Looking Ahead: Bayesian Approaches

UCB is a frequentist approach: it makes no assumptions about prior distributions over the arm parameters. The Bayesian alternative maintains a posterior distribution over each arm's mean reward and uses it to guide exploration. The most prominent example is Thompson sampling (probability matching): at each round, sample a reward estimate from the posterior for each arm and select the arm with the highest sample.
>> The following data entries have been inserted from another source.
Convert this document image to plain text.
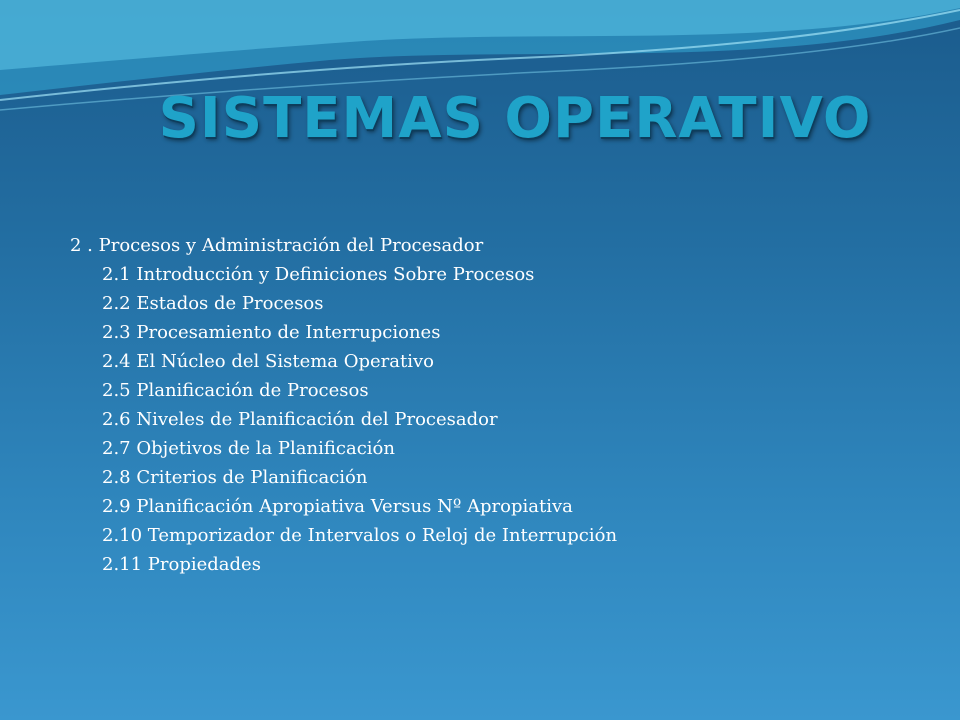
SISTEMAS OPERATIVO
2 . Procesos y Administración del Procesador
2.1 Introducción y Definiciones Sobre Procesos
2.2 Estados de Procesos
2.3 Procesamiento de Interrupciones
2.4 El Núcleo del Sistema Operativo
2.5 Planificación de Procesos
2.6 Niveles de Planificación del Procesador
2.7 Objetivos de la Planificación
2.8 Criterios de Planificación
2.9 Planificación Apropiativa Versus Nº Apropiativa
2.10 Temporizador de Intervalos o Reloj de Interrupción
2.11 Propiedades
Thompson sampling achieves Bayesian regret bounds that match or improve upon UCB in many settings, and it has become widely used due to its simplicity and strong empirical performance. We will explore it in the next lecture.

Summary

This lecture introduced the exploration-exploitation dilemma through the multi-armed bandit—the simplest setting that isolates the tension between learning and acting. We defined regret as the formal performance measure: how much cumulative reward is lost compared to an oracle that always selects the optimal arm.

We examined three algorithmic strategies in order of increasing sophistication:

The key ideas—regret as a performance measure, concentration inequalities for confidence bounds, and optimism in the face of uncertainty—are not limited to bandits. Next lecture, we will see how they extend to the full MDP setting, enabling data-efficient RL algorithms that achieve low regret even when the agent must plan over sequences of decisions with delayed rewards.